Kont üzerinde hala aynı gömlekle duruyordu, havadaki gölgeler yeleğinin yokluğunda karnındaki kıvrımlara toplanmıştı. Yüzünde okunamayan, düz bir ifade vardı ve gözlerindeki alev parçaları da en az şömine kadar parlaktı. Boynunu hafifçe kıvırdı, çenesi aşağı doğru eğildi ve boynuzlarından birinin ucundaki beyazlıktan kör edici bir ışık demeti sekti. "Nerede olduğunu biliyor musun?" diye sordu ilgili çıkan sesi ile. Sanıyorum ki içinde bulunduğum durumu çözmeye çalışıyordu fakat ne düşündüğüm ve ne düşünmem gerektiği hakkında benim de çok fikrim olduğu söylenemezdi.
"Lordum..." Adamın adını bilmiyordum ama bilsem bile ağzıma almaya cesaret edemezdim. Bir elimden neredeyse vazgeçebiliyor olsam da dilim kaybetmeye hazır olduğum bir şey değildi.
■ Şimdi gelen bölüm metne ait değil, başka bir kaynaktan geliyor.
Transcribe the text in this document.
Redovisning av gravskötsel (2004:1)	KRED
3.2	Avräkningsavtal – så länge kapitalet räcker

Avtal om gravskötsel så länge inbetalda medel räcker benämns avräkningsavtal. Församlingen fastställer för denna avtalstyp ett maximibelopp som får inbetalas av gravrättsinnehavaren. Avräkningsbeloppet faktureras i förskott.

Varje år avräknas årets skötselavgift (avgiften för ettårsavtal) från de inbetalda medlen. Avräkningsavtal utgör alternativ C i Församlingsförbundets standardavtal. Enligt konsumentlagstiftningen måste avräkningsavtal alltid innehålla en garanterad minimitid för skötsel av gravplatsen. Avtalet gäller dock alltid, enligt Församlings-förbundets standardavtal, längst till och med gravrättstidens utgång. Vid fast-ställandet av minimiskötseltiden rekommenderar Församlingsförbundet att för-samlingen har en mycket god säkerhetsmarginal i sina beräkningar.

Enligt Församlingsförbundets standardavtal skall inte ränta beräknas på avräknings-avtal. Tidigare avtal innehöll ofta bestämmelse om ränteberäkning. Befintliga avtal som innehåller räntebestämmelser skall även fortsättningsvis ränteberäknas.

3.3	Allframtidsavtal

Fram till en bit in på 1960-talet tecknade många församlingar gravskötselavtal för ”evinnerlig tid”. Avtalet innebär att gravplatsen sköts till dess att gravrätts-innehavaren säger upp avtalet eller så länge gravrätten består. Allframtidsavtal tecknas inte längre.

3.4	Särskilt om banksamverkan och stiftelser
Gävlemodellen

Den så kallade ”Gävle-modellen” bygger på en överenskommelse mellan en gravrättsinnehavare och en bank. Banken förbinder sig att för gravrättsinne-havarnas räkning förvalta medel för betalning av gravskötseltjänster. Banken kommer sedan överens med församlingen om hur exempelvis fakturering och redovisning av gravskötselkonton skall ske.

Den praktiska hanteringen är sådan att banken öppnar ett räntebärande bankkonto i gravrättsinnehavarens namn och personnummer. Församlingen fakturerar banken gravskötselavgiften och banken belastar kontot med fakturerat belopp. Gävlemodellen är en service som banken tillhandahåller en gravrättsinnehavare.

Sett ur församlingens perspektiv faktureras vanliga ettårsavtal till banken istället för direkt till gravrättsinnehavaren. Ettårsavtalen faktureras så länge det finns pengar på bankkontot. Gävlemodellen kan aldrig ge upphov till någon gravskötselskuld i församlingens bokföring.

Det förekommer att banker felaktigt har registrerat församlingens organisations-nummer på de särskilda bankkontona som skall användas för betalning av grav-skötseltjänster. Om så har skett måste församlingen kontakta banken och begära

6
"Sehun." Adım dudaklarından herkese iletilmesi gereken bir kraliyet emri gibi çıktı. Sırtını yaslandığı duvardan ayırıp bana doğru bir adım attı. Bedenim tüm sinir uçlarıma kadar uyarıldığında o köşeye sıkışma dürtüm aniden uyanıvermişti, bacaklarımdan biri yana kayarak yataktan aşağı ve örtüden dışarı sarktı. Yumuşak kumaş kırışırken havanın tenime çarpması ile bakışlarım aşağı, çıplak bacağıma kaydı. Çok geçmeden, tüm üst gövdemin de çıplak olduğunu fark ettim. Sırtım, göğsüm, karnım ve kollarım... Bedenimdeki tüm morluklar, kesikler ve izini sonsuza kadar taşıyacakmışım gibi görünen tüm eski yaralarım gözler önündeydi. Çoktan görülmüş olmayı düşünemeden önce parmaklarım kumaşı bıraktı ve kollarım kapatmak istercesine gövdeme sarıldı.
"Ne... N-neden?"
Uzun boyu ve geniş cüssesi önümden geçip yanımda sabitlendi, yatak ağırlığı ile sallandığında nefesimi tutup gözlerimi kırptım. "Çok şanslısın. Bir insanın bu kadar şanslı olabileceğini bilmezdim." Ellerini uzattığında bacağımı tekrar örtünün altına çekmek için hareket ettirdim ama parmakları bileğime bir kelepçe gibi dolandı, kesiklerle kaplı ayağım saniyeler sonra kaliteli görünen kumaşla kaplı dizlerinin üzerindeydi. O bir vampirdi ve kurumuş kanla kaplı ayağım kucağında duruyordu. "Ve aynı zamanda bu kadar şanssız." Pürüzlü parmak ucu yaralarımdan birine dokunduğunda yüzüm kasıldı, dudaklarımı sıkıca birbirine bastırıp yanağımın içini dişledim. Beni bırakmasını söylemek istesem de ses tonu ağzımı açmamı engelliyordu. Hayatın her koşulunda yaşamak için tırnaklarımı dünyaya saplayan ben, onun karşısında titrememi bastıramıyordum.